Updated

The CIA on Friday rejected Senate criticism of its prewar reports on the threat posed by Saddam Hussein (search), saying it's too soon to conclude the intelligence was unfounded while the search for weapons of mass destruction in Iraq continues.

"It is hard to understand how the committee could come to any conclusions at this point, particularly while the efforts of (weapons search leader) Dr. David Kay in Iraq are at an early stage," said CIA spokesman Bill Harlow.

The Senate Select Committee on Intelligence, which has interviewed more than 100 people and pored over volumes of classified material, is preparing a report that is highly critical of the CIA's work on the weapons and terrorism case against Saddam, The Washington Post reported in Friday's editions.

The committee staff was surprised by the amount of circumstantial evidence and disputed information used in intelligence documents, especially an October 2002 National Intelligence Estimate requested by Democratic senators as Congress prepared to vote to authorize going to war, the Post said.

Committee Chairman Pat Roberts (search), R-Kan., called some of the intelligence "sloppy" and said "the executive was ill-served by the intelligence community."

"I worry about the credibility of the intelligence community," Roberts told the Post.

Democrats are pressing to widen the inquiry to look at whether the White House and Defense Department knowingly exaggerated the threat posed by Saddam to bolster the administration's case for war.

"We're going to get at this one way or the other," said Sen. Jay Rockefeller of West Virginia, the committee's ranking Democrat. "If the majority declines to put the executive branch at risk, then they are going to have a very difficult minority to deal with."

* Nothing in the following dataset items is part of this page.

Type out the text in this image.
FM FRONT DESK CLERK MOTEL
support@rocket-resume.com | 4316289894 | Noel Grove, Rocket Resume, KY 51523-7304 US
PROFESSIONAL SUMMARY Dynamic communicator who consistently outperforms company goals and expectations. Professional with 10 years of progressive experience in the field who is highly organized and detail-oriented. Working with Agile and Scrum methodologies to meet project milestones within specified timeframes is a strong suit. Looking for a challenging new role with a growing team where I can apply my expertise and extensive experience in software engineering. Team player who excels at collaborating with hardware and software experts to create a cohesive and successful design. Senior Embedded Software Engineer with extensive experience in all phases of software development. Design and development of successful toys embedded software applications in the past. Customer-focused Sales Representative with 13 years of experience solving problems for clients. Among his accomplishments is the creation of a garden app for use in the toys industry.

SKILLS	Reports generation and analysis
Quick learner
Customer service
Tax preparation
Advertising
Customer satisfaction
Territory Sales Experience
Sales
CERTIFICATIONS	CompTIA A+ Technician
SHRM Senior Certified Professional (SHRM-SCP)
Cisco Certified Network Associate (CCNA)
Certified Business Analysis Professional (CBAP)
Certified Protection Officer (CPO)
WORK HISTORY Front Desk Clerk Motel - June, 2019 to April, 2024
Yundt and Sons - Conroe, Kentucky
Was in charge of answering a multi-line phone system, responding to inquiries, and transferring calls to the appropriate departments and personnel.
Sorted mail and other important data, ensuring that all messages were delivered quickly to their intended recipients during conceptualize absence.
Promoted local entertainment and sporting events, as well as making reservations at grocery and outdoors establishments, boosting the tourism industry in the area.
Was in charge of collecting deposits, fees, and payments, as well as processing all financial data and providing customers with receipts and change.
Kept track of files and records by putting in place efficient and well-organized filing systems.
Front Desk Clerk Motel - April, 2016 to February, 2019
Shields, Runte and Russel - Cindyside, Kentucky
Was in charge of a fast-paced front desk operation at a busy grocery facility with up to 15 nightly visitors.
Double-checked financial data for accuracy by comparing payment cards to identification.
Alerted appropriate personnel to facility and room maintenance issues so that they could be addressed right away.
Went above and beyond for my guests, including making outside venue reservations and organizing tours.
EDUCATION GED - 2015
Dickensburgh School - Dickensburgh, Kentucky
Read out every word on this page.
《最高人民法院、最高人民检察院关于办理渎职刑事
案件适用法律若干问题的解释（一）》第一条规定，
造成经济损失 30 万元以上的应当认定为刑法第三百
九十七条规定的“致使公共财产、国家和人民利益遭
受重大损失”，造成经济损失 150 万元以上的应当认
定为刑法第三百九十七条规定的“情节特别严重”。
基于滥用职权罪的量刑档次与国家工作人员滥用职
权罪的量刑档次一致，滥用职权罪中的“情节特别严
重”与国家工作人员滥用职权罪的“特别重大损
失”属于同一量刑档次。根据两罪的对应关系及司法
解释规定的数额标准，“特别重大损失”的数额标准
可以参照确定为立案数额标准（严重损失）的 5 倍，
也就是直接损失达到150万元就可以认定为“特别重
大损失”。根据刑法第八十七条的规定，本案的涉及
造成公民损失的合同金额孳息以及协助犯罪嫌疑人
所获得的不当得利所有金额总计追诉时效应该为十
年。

Defending the CIA's National Intelligence Estimate which has been a focus of criticism, Harlow noted that it was produced "in record time, at the insistence of members of the United States Senate."

"The committee has yet to take the opportunity to hear a comprehensive explanation of how and why we reached our conclusions," Harlow said, adding that CIA Director George Tenet has requested a chance for the CIA's senior leadership to appear before the committee "to help them understand this important and complex subject."